Week 4 - Segmentation and Clustering p3,4 Flashcards
What is model- free clustering
“non-parametric clustering”
clustering techniques that do not assume a specific parametric form for the underlying data distribution
What is mean-shift clustering
An advanced technique for clustering based segmentation
“model -free” does not make assumptions on data shape or number of clusters
Essentially smooths a distribution and finds its peaks
What is a mode
Where the density reaches a peak (local maximum) - highest frequency
easy to see, hard to compute
How does iterative mode search work
- Initialise random seed (random number generation), and window W
- Calculate centre of gravity (the “mean”) of W:
- Σ x H(x)
- Shift the search window to the “mean”
- Repeat Step 2 until convergence
Can use the derivative f’(x) of the kernel density estimate f(x) to find the direction we have to move it to find the local maximum
Mean shift visualisation using dot clusters
1) choose random point (not necessarily dot) and region of interest around it
2) calculate centre of mass for this region
3) calculate mean shift vector pointing us towards this centre of mass
4) shift along vector and repeat
We repeat from every single point which is very laborious
How do we make mean shift more efficient
Record the trajectories of all regions that move to the same mode (attraction basin)

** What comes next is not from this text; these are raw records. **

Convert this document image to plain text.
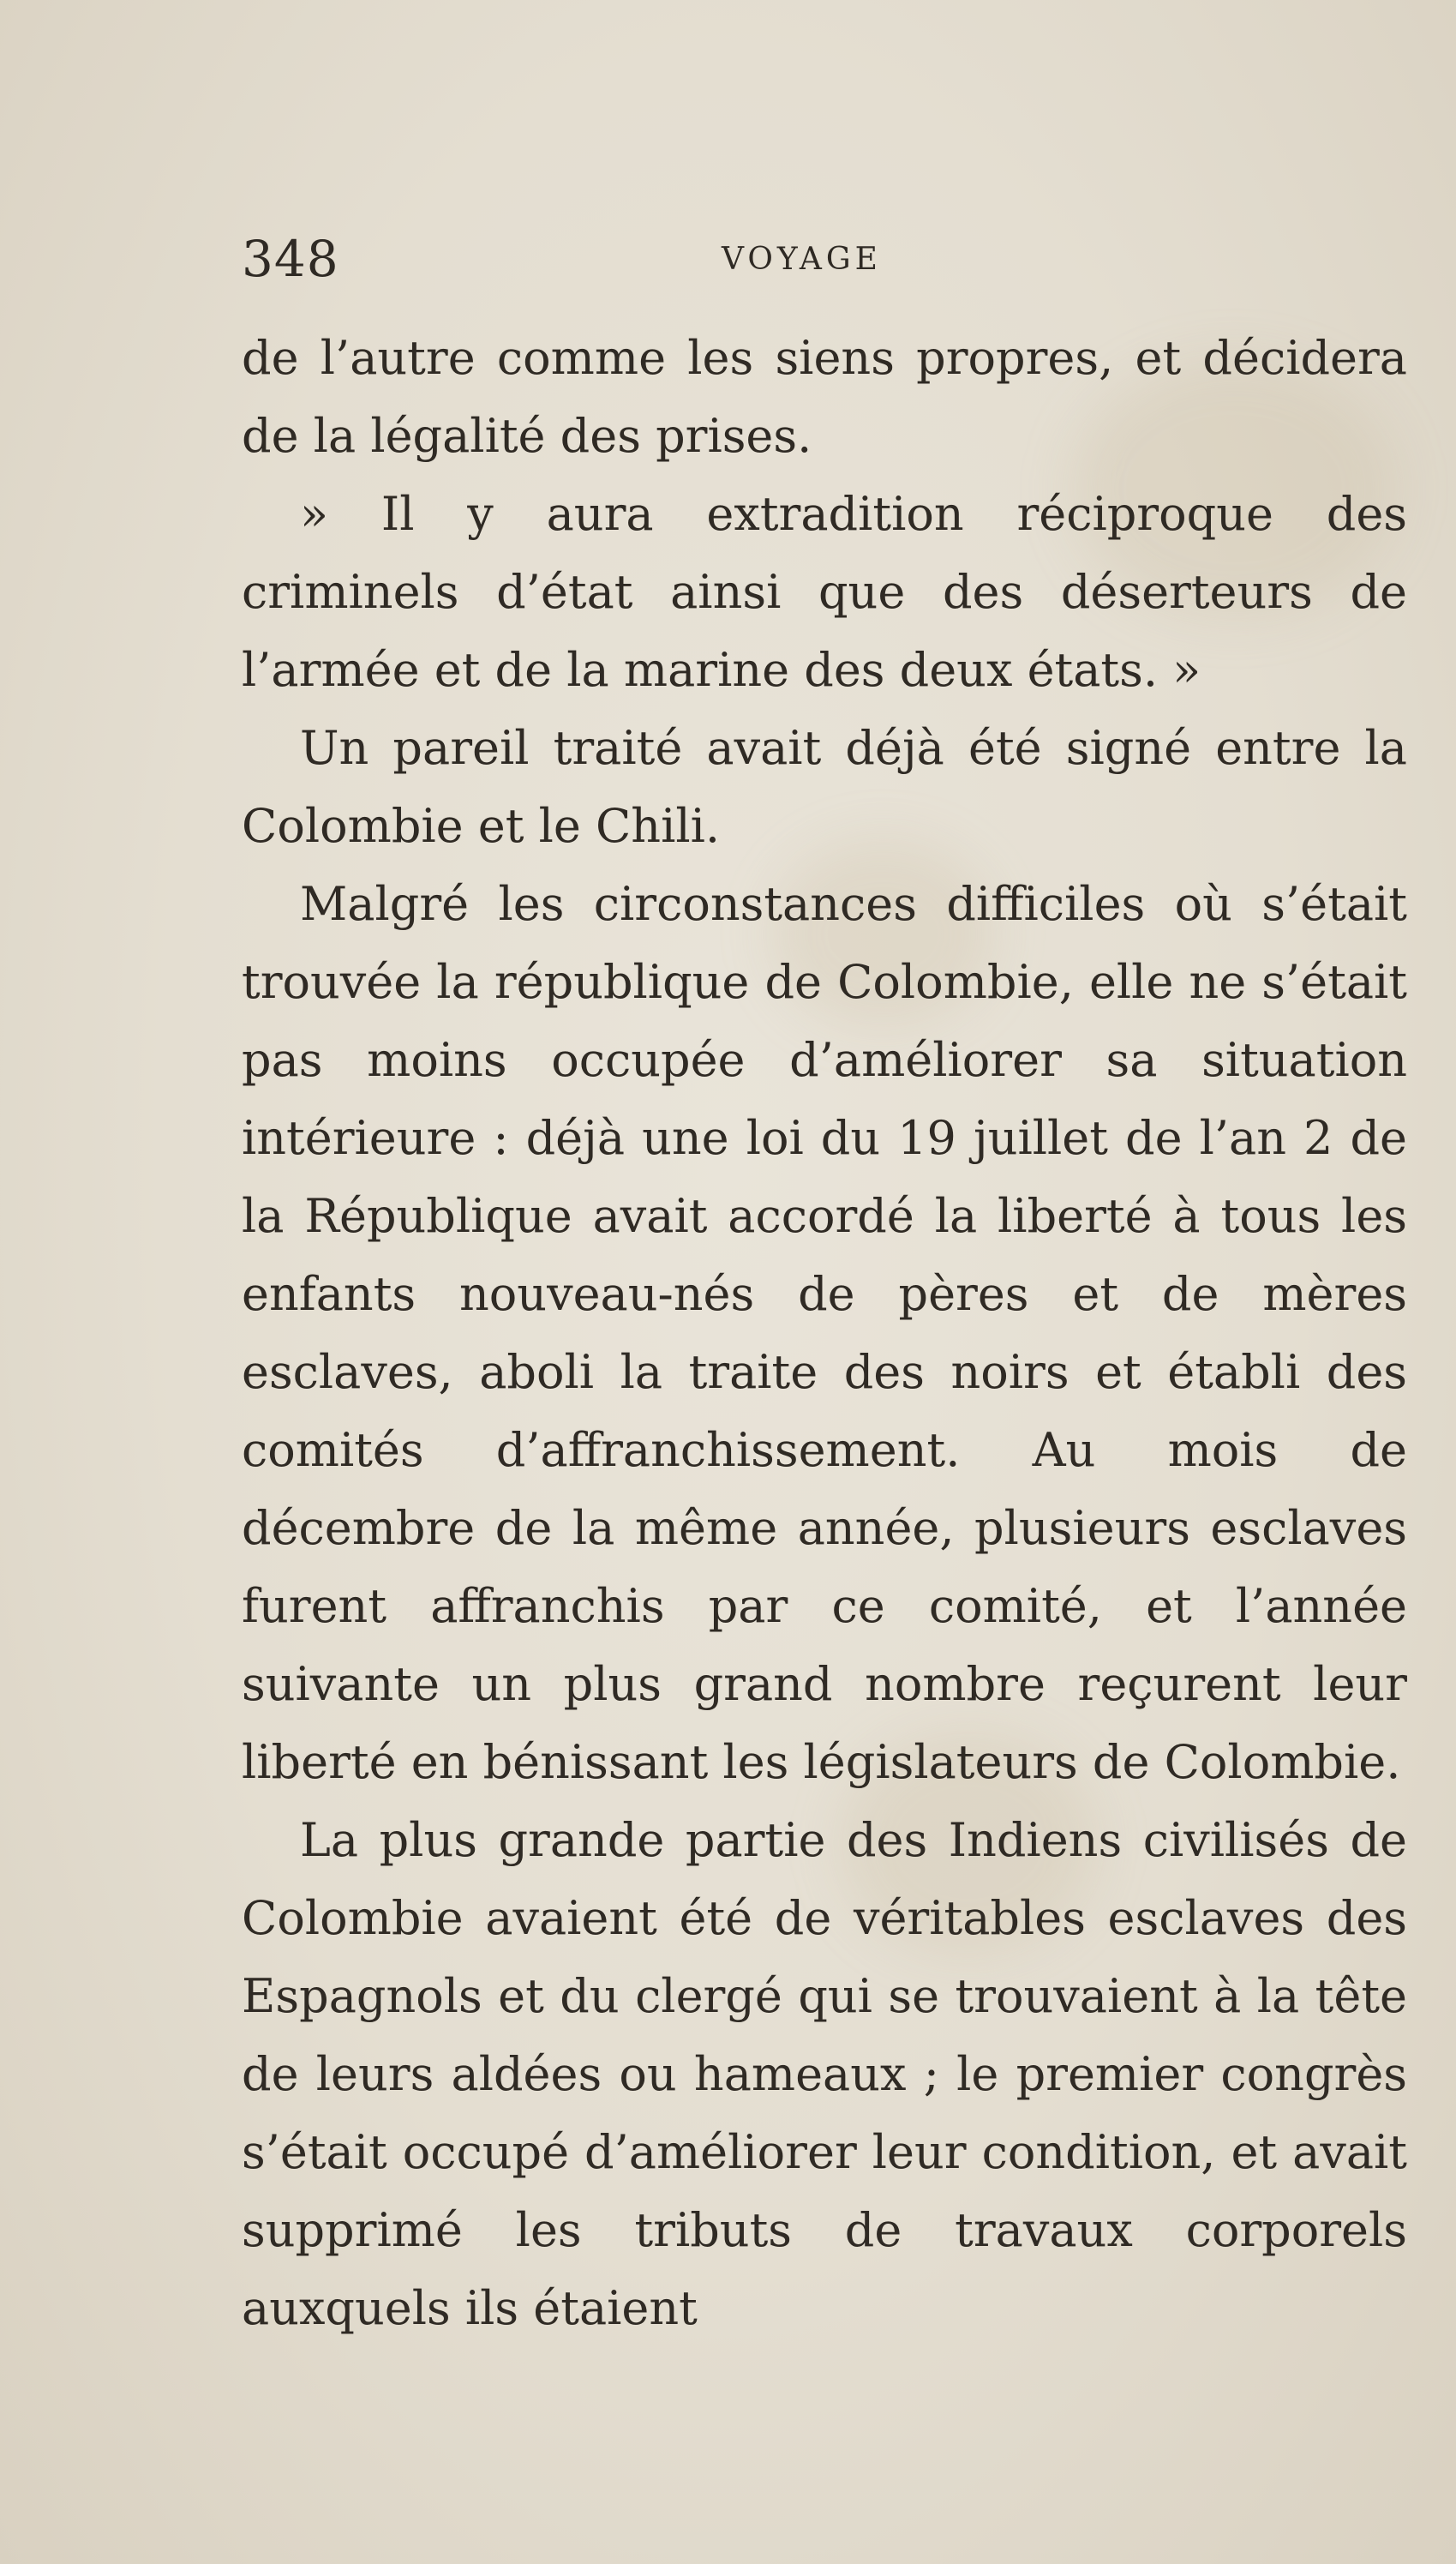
348	VOYAGE

de l’autre comme les siens propres, et décidera de la légalité des prises.

» Il y aura extradition réciproque des criminels d’état ainsi que des déserteurs de l’armée et de la marine des deux états. »

Un pareil traité avait déjà été signé entre la Colombie et le Chili.

Malgré les circonstances difficiles où s’était trouvée la république de Colombie, elle ne s’était pas moins occupée d’améliorer sa situation intérieure : déjà une loi du 19 juillet de l’an 2 de la République avait accordé la liberté à tous les enfants nouveau-nés de pères et de mères esclaves, aboli la traite des noirs et établi des comités d’affranchissement. Au mois de décembre de la même année, plusieurs esclaves furent affranchis par ce comité, et l’année suivante un plus grand nombre reçurent leur liberté en bénissant les législateurs de Colombie.

La plus grande partie des Indiens civilisés de Colombie avaient été de véritables esclaves des Espagnols et du clergé qui se trouvaient à la tête de leurs aldées ou hameaux ; le premier congrès s’était occupé d’améliorer leur condition, et avait supprimé les tributs de travaux corporels auxquels ils étaient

We can then cluster all data points in the same attraction basin of a mode
What is an attraction basin
attraction basin of an attractor is the region of the state space from which trajectories lead to that attractor
Pros of mean shift clustering
model-free
A single parameter
potentially finds global maxima
finds multiple of modes
robust to outliers
Cons of mean shift clustering
output heavily depends on window size
(large window-> fewer and large clusters, small window -> more and smaller clusters)

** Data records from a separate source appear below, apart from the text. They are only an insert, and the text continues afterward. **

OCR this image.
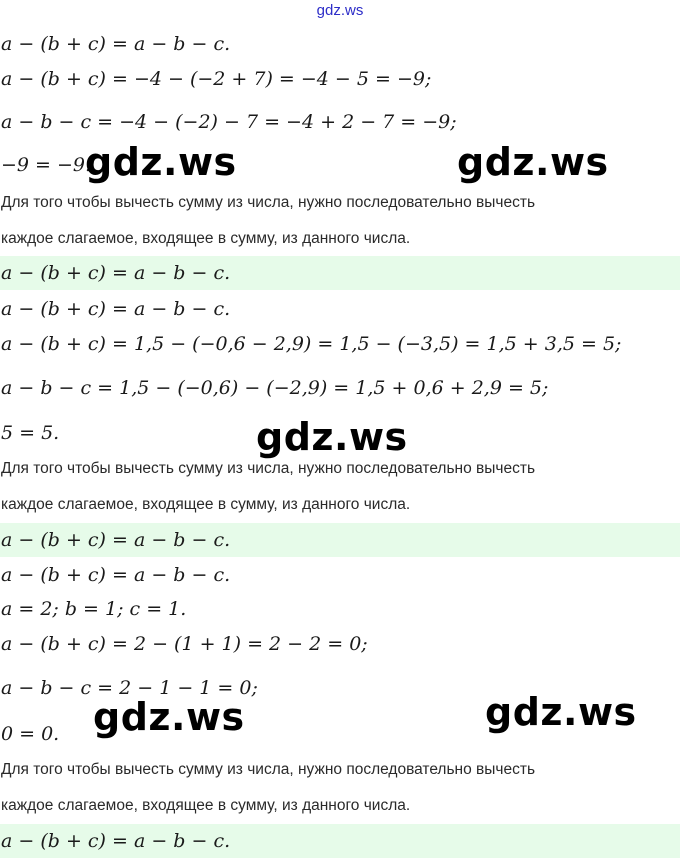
gdz.ws
a − (b + c) = a − b − c.
a − (b + c) = −4 − (−2 + 7) = −4 − 5 = −9;
a − b − c = −4 − (−2) − 7 = −4 + 2 − 7 = −9;
−9 = −9.
Для того чтобы вычесть сумму из числа, нужно последовательно вычесть
каждое слагаемое, входящее в сумму, из данного числа.
a − (b + c) = a − b − c.
a − (b + c) = a − b − c.
a − (b + c) = 1,5 − (−0,6 − 2,9) = 1,5 − (−3,5) = 1,5 + 3,5 = 5;
a − b − c = 1,5 − (−0,6) − (−2,9) = 1,5 + 0,6 + 2,9 = 5;
5 = 5.
Для того чтобы вычесть сумму из числа, нужно последовательно вычесть
каждое слагаемое, входящее в сумму, из данного числа.
a − (b + c) = a − b − c.
a − (b + c) = a − b − c.
a = 2; b = 1; c = 1.
a − (b + c) = 2 − (1 + 1) = 2 − 2 = 0;
a − b − c = 2 − 1 − 1 = 0;
0 = 0.
Для того чтобы вычесть сумму из числа, нужно последовательно вычесть
каждое слагаемое, входящее в сумму, из данного числа.
a − (b + c) = a − b − c.
gdz.ws	gdz.ws
gdz.ws
gdz.ws	gdz.ws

window size selection is not trivial
computationally expensive
does not scale well with dimension of feature space
What is Graph theoretic segmentation
The approach in which an image is represented as a graph
- Node for every pixel
- Edge between every pair of pixels (p,q)
- Affinity weight (cost) for each edge wpq
How does segmenting via graphs work
Delete links that cross between segments
Easiest to break links that have low similarity (low weight)
- Similar pixels should be in the same segments
- Dissimilar pixels should be in different segments
How is a weighted graph represented by a square matrix
Row and column for each vertex
ij th element of a matrix = the weight of the edge from the vertex i to vertex j
The diagonal entries represent the edge from the node to itself (loop)
What sort of matrix is used for an undirected graph
A symmetric matrix
Half the weight in each of the ijth and jith elements
How can we measure affinity
denoted: aff(x,y)
- Distance
- Intensity I(x) - I(y)
- Colour
We place the similarity weight calculated on each edge of the graph
What is affinity
similarity
What is ideal for the weight between similar noes
Large
(different nodes = small)
How does scale affect affinity
small σ: group only nearby points
large σ, broader gaussian: group far-away points
What is a graph cut
The set of edges whose removal makes a graph disconnected
What is the cost of a graph cut
Sum of weights of cut edges
Σwpq
What is a minimum cut
The least costly cut
Not always the best cut
It is bias to cutting off the lesser weight (smaller, isolated sections)
What is the best cut?
minimises the number of edges crossing between the partitions
What is the normalise cut (NCut)
The goal is to penalise large segments (as minimum cuts favour small cuts -> large segments)
What is the normalised cut equation
NCut(A,B) = cut(A,B)/ assoc(A,V) + cut(A,B) /assoc(B,V)
What is Assoc(A,A)
Sum of all weights (association) within a cluster
What is Assoc(A,V)
assoc(A,A) + cut(A,B) is the sum of all weights associated with nodes in A
What assoc do big segments have
Large assoc(A,V)
Because it will have many edges with weights
Thus decreasing Ncut(A,B)
How does NCut reduce bias to smaller cuts
Want smaller NCut
By reducing big segments NCut, we have more chance of choosing them over small
What can be said about finding the globally optimal cut
NP-complete
a relaxed version can be solved using a generalised eigenvalue problem
Pros of normalised cut
Generic framework, flexible to choice of affinity function
“model free”
cons of normalised cut
Time and memory complexity can be high EG dense graphs → many affinity computations
What is a GrabCut
Segmentation method that takes user input into account
User input = red box around the desired cut
How do we evaluate segmentation
f1 score
How do we calculate F1 Score
F = 2PR / (P+R)
How does grabcut work
Immediately treats all pixels in the red box as foreground and then recursively improves
Iterates between 2 steps:
- segmentation using graph cuts
- decides if a pixel is fore or background (binary)
- (requires having foreground model)
- Once we have this segmentation
- Uses unsupervised clustering to learn two different models for foreground vs background
- sends this back to segmentation for improvement
Has very successful results
How do we improve efficiency of segmentation
Superpixels
Group together similar looking pixels
cheap, local over-segmentation
What do we need to ensure about chosen superpixels
- Do not cross boundaries
- have similar size
- have regular shape
- algorithm has low complexity
What is precision P
percentage of marked boundary points that are real ones
What is recall R
percentage of real boundary points that were marked